Vals GR (© M. Volken)

Vals GR (© M. Volken)

Vals GR (© M. Volken)

Vals GR (© M. Volken)

Vals GR (© M. Volken)

Vals GR (© M. Volken)

«Walking Memory» im Valsertal: eine künstlerische Auseinandersetzung mit künftigen Lebensweisen

Die Kulturlandschaft des Valsertals befindet sich im Wandel – und mit ihr auch Lebensweisen vor Ort. Kollaborative und partizipative künstlerische Aktivitäten können die Beziehung des Menschen zu seiner Umgebung verändern und neue Zukunftsvorstellungen schaffen.

Gitzaaaaa...... Gitzaaaaa.... Gitzaaaaa.... Die Stimme des jungen Mädchens klingt wie eine Glocke in der frischen Luft und überträgt sich auf die Geissen, die im Stall stehen. Das Mädchen bringt ihnen Fichtenzweige zum Essen, eine tägliche Aufgabe im Winter, um für das Wohlbefinden der Ziegen zu sorgen. Sie ist die Jüngste auf einem Mehrgenerationenbetrieb im kleinen Weiler Leis oberhalb des Dorfes Vals im Kanton Graubünden. Zahlreiche Ställe für das Heu sind über die malerischen, steil abfallenden, grünen Wiesen verteilt, die von Wäldern durchsetzt und von hohen Gipfeln umgeben sind. Diese einzigartige Landschaft hat viele inspiriert, doch ist sie nicht zufällig hier. Vielmehr ist sie das Ergebnis vieler Generationen, die das Land bearbeitet und gepflegt haben. Diese besondere Landschaft inspirierte uns zu einer Sammlung gemeinsamer künstlerischer Aktionen und Installationen unter dem Namen «Walking Memory», welche von Dezember 2021 bis Juli 2022 stattfanden. In diversen Workshops boten partizipative künstlerische Praktiken eine Plattform für den Dialog und ermöglichten den Teilnehmerinnen, aus ihren gewohnten Wahrnehmungsmustern herauszutreten und ihre Eindrücke und ihre Verbindung zur Kulturlandschaft zu reflektieren.
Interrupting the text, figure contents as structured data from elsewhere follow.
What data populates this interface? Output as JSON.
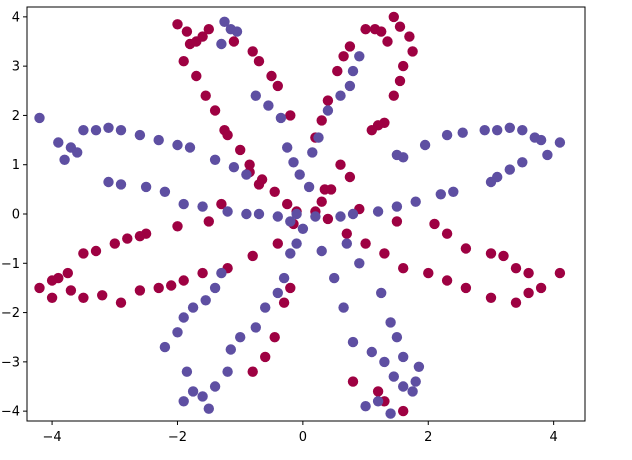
{
  "chart_data": {
    "type": "scatter",
    "title": "",
    "xlabel": "",
    "ylabel": "",
    "xlim": [
      -4.4,
      4.5
    ],
    "ylim": [
      -4.2,
      4.2
    ],
    "xticks": [
      -4,
      -2,
      0,
      2,
      4
    ],
    "yticks": [
      -4,
      -3,
      -2,
      -1,
      0,
      1,
      2,
      3,
      4
    ],
    "xtick_labels": [
      "−4",
      "−2",
      "0",
      "2",
      "4"
    ],
    "ytick_labels": [
      "−4",
      "−3",
      "−2",
      "−1",
      "0",
      "1",
      "2",
      "3",
      "4"
    ],
    "grid": false,
    "legend": "none",
    "colors": {
      "class_0": "#9e0142",
      "class_1": "#5e4fa2"
    },
    "series": [
      {
        "color_key": "class_0",
        "points": [
          [
            -2.0,
            3.85
          ],
          [
            -1.85,
            3.7
          ],
          [
            -1.8,
            3.45
          ],
          [
            -1.7,
            3.5
          ],
          [
            -1.6,
            3.6
          ],
          [
            -1.5,
            3.75
          ],
          [
            -1.9,
            3.1
          ],
          [
            -1.7,
            2.8
          ],
          [
            -1.55,
            2.4
          ],
          [
            -1.4,
            2.1
          ],
          [
            -1.25,
            1.7
          ],
          [
            -1.2,
            1.6
          ],
          [
            -1.0,
            1.3
          ],
          [
            -0.85,
            1.0
          ],
          [
            -0.65,
            0.7
          ],
          [
            -0.45,
            0.45
          ],
          [
            -0.25,
            0.2
          ],
          [
            -0.1,
            0.05
          ],
          [
            -1.1,
            3.5
          ],
          [
            -0.8,
            3.3
          ],
          [
            -0.7,
            3.1
          ],
          [
            -0.5,
            2.8
          ],
          [
            -0.4,
            2.6
          ],
          [
            -0.2,
            2.0
          ],
          [
            1.0,
            3.75
          ],
          [
            1.15,
            3.75
          ],
          [
            1.25,
            3.7
          ],
          [
            1.35,
            3.5
          ],
          [
            1.45,
            4.0
          ],
          [
            1.55,
            3.8
          ],
          [
            1.7,
            3.6
          ],
          [
            1.75,
            3.3
          ],
          [
            1.6,
            3.0
          ],
          [
            1.55,
            2.7
          ],
          [
            1.45,
            2.4
          ],
          [
            1.3,
            1.85
          ],
          [
            1.2,
            1.8
          ],
          [
            1.1,
            1.7
          ],
          [
            0.75,
            3.4
          ],
          [
            0.65,
            3.2
          ],
          [
            0.55,
            2.9
          ],
          [
            0.4,
            2.3
          ],
          [
            0.3,
            1.9
          ],
          [
            0.2,
            1.55
          ],
          [
            0.6,
            1.0
          ],
          [
            0.75,
            0.75
          ],
          [
            0.45,
            0.5
          ],
          [
            0.3,
            0.25
          ],
          [
            -0.85,
            0.85
          ],
          [
            -0.7,
            0.6
          ],
          [
            -1.3,
            0.2
          ],
          [
            -1.5,
            -0.15
          ],
          [
            -2.0,
            -0.25
          ],
          [
            -2.5,
            -0.4
          ],
          [
            -3.0,
            -0.6
          ],
          [
            -3.3,
            -0.75
          ],
          [
            -3.5,
            -0.8
          ],
          [
            -2.8,
            -0.5
          ],
          [
            -2.6,
            -0.45
          ],
          [
            -3.75,
            -1.2
          ],
          [
            -3.9,
            -1.3
          ],
          [
            -4.0,
            -1.35
          ],
          [
            -4.2,
            -1.5
          ],
          [
            -4.0,
            -1.7
          ],
          [
            -3.7,
            -1.55
          ],
          [
            -3.5,
            -1.7
          ],
          [
            -3.2,
            -1.65
          ],
          [
            -2.9,
            -1.8
          ],
          [
            -2.6,
            -1.55
          ],
          [
            -2.3,
            -1.5
          ],
          [
            -2.1,
            -1.45
          ],
          [
            -1.9,
            -1.35
          ],
          [
            -1.6,
            -1.2
          ],
          [
            -1.2,
            -1.1
          ],
          [
            -0.8,
            -0.85
          ],
          [
            -0.4,
            -0.6
          ],
          [
            -0.15,
            -0.2
          ],
          [
            0.2,
            0.05
          ],
          [
            0.4,
            -0.1
          ],
          [
            0.7,
            -0.4
          ],
          [
            1.0,
            -0.6
          ],
          [
            1.3,
            -0.8
          ],
          [
            1.6,
            -1.1
          ],
          [
            2.0,
            -1.2
          ],
          [
            2.3,
            -1.35
          ],
          [
            2.6,
            -1.5
          ],
          [
            3.0,
            -1.7
          ],
          [
            3.4,
            -1.8
          ],
          [
            3.6,
            -1.6
          ],
          [
            3.8,
            -1.5
          ],
          [
            4.1,
            -1.2
          ],
          [
            3.6,
            -1.2
          ],
          [
            3.4,
            -1.1
          ],
          [
            3.2,
            -0.85
          ],
          [
            3.0,
            -0.8
          ],
          [
            2.6,
            -0.7
          ],
          [
            2.3,
            -0.4
          ],
          [
            2.1,
            -0.2
          ],
          [
            1.5,
            -0.15
          ],
          [
            0.9,
            0.1
          ],
          [
            0.35,
            0.5
          ],
          [
            -0.2,
            -1.5
          ],
          [
            -0.3,
            -1.8
          ],
          [
            -0.45,
            -2.5
          ],
          [
            -0.6,
            -2.9
          ],
          [
            -0.8,
            -3.2
          ],
          [
            1.2,
            -3.6
          ],
          [
            1.3,
            -3.8
          ],
          [
            1.6,
            -4.0
          ],
          [
            0.8,
            -3.4
          ]
        ]
      },
      {
        "color_key": "class_1",
        "points": [
          [
            -4.2,
            1.95
          ],
          [
            -3.9,
            1.45
          ],
          [
            -3.7,
            1.35
          ],
          [
            -3.6,
            1.25
          ],
          [
            -3.8,
            1.1
          ],
          [
            -3.5,
            1.7
          ],
          [
            -3.3,
            1.7
          ],
          [
            -3.1,
            1.75
          ],
          [
            -2.9,
            1.7
          ],
          [
            -2.6,
            1.6
          ],
          [
            -2.3,
            1.5
          ],
          [
            -2.0,
            1.4
          ],
          [
            -1.8,
            1.35
          ],
          [
            -1.4,
            1.1
          ],
          [
            -1.1,
            0.95
          ],
          [
            -0.9,
            0.8
          ],
          [
            -3.1,
            0.65
          ],
          [
            -2.9,
            0.6
          ],
          [
            -2.5,
            0.55
          ],
          [
            -2.2,
            0.45
          ],
          [
            -1.9,
            0.2
          ],
          [
            -1.6,
            0.15
          ],
          [
            -1.2,
            0.05
          ],
          [
            -0.9,
            0.0
          ],
          [
            -0.7,
            0.0
          ],
          [
            -0.4,
            -0.05
          ],
          [
            -0.2,
            -0.15
          ],
          [
            -1.25,
            3.9
          ],
          [
            -1.15,
            3.75
          ],
          [
            -1.05,
            3.7
          ],
          [
            -1.3,
            3.45
          ],
          [
            -0.75,
            2.4
          ],
          [
            -0.55,
            2.2
          ],
          [
            -0.35,
            1.95
          ],
          [
            -0.25,
            1.35
          ],
          [
            -0.15,
            1.05
          ],
          [
            -0.05,
            0.8
          ],
          [
            0.1,
            0.55
          ],
          [
            0.15,
            1.25
          ],
          [
            0.25,
            1.55
          ],
          [
            0.4,
            2.1
          ],
          [
            0.6,
            2.4
          ],
          [
            0.75,
            2.6
          ],
          [
            0.8,
            2.9
          ],
          [
            0.9,
            3.2
          ],
          [
            1.5,
            1.2
          ],
          [
            1.6,
            1.15
          ],
          [
            1.95,
            1.4
          ],
          [
            2.3,
            1.6
          ],
          [
            2.55,
            1.65
          ],
          [
            2.9,
            1.7
          ],
          [
            3.1,
            1.7
          ],
          [
            3.3,
            1.75
          ],
          [
            3.5,
            1.7
          ],
          [
            3.7,
            1.55
          ],
          [
            3.8,
            1.5
          ],
          [
            4.1,
            1.45
          ],
          [
            3.9,
            1.2
          ],
          [
            3.5,
            1.05
          ],
          [
            3.3,
            0.9
          ],
          [
            3.1,
            0.75
          ],
          [
            3.0,
            0.65
          ],
          [
            2.4,
            0.45
          ],
          [
            2.2,
            0.4
          ],
          [
            1.8,
            0.25
          ],
          [
            1.5,
            0.15
          ],
          [
            1.2,
            0.05
          ],
          [
            0.8,
            0.0
          ],
          [
            0.6,
            -0.05
          ],
          [
            0.2,
            -0.05
          ],
          [
            -0.1,
            0.0
          ],
          [
            0.0,
            -0.3
          ],
          [
            -0.1,
            -0.6
          ],
          [
            -0.2,
            -0.8
          ],
          [
            -0.3,
            -1.3
          ],
          [
            -0.4,
            -1.6
          ],
          [
            -0.6,
            -1.9
          ],
          [
            -0.75,
            -2.3
          ],
          [
            -1.0,
            -2.5
          ],
          [
            -1.15,
            -2.75
          ],
          [
            -1.2,
            -3.2
          ],
          [
            -1.4,
            -3.5
          ],
          [
            -1.6,
            -3.7
          ],
          [
            -1.75,
            -3.6
          ],
          [
            -1.85,
            -3.2
          ],
          [
            -1.5,
            -3.95
          ],
          [
            -1.9,
            -3.8
          ],
          [
            -1.4,
            -1.5
          ],
          [
            -1.55,
            -1.75
          ],
          [
            -1.75,
            -1.9
          ],
          [
            -1.9,
            -2.1
          ],
          [
            -2.0,
            -2.4
          ],
          [
            -2.2,
            -2.7
          ],
          [
            -1.3,
            -1.2
          ],
          [
            0.3,
            -0.75
          ],
          [
            0.5,
            -1.3
          ],
          [
            0.65,
            -1.9
          ],
          [
            0.8,
            -2.6
          ],
          [
            1.1,
            -2.8
          ],
          [
            1.3,
            -3.0
          ],
          [
            1.45,
            -3.3
          ],
          [
            1.6,
            -3.5
          ],
          [
            1.75,
            -3.6
          ],
          [
            1.8,
            -3.4
          ],
          [
            1.85,
            -3.1
          ],
          [
            1.6,
            -2.9
          ],
          [
            1.5,
            -2.5
          ],
          [
            1.4,
            -2.2
          ],
          [
            1.25,
            -1.6
          ],
          [
            0.9,
            -1.0
          ],
          [
            0.7,
            -0.6
          ],
          [
            1.2,
            -3.8
          ],
          [
            1.0,
            -3.9
          ],
          [
            1.4,
            -4.05
          ]
        ]
      }
    ]
  }
}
«Walking Memory» ist Teil von Vals‘ «Stallgeschichten», einem aktuellen Projekt, das mehrere leere Ställe als Ausstellungsräume nutzt und die gemeinschaftliche Zusammenarbeit in der Gemeinde zum Ziel hat. Im Valsertal gibt es über 600 an den Hängen verteilten Ställe. Sie sind ein Zeichen für die heutige Landschaft, die sich im Wandel befindet, da sich die Praktiken und Werte der landwirtschaftlichen Bewirtschaftung grundlegend verändert haben. Die Melioration, d.h. die Zusammenlegung von landwirtschaftlichen Flächen und ihre verbesserte Erreichbarkeit, macht die dezentrale Heulagerung überflüssig – die meisten Ställe werden verschwinden, da sich nicht nur die Bewirtschaftung, sondern auch das menschliche Verhalten verändern. Eine Wiederbesiedlung oder Umnutzung ist nicht möglich, da viele der Ställe ausserhalb der Bauzone liegen und somit nicht als Wohnraum oder Zweitwohnsitz genutzt werden können. Selbst mit politischen Massnahmen und Umzonungen werden die meisten der Ställe irgendwann verfallen.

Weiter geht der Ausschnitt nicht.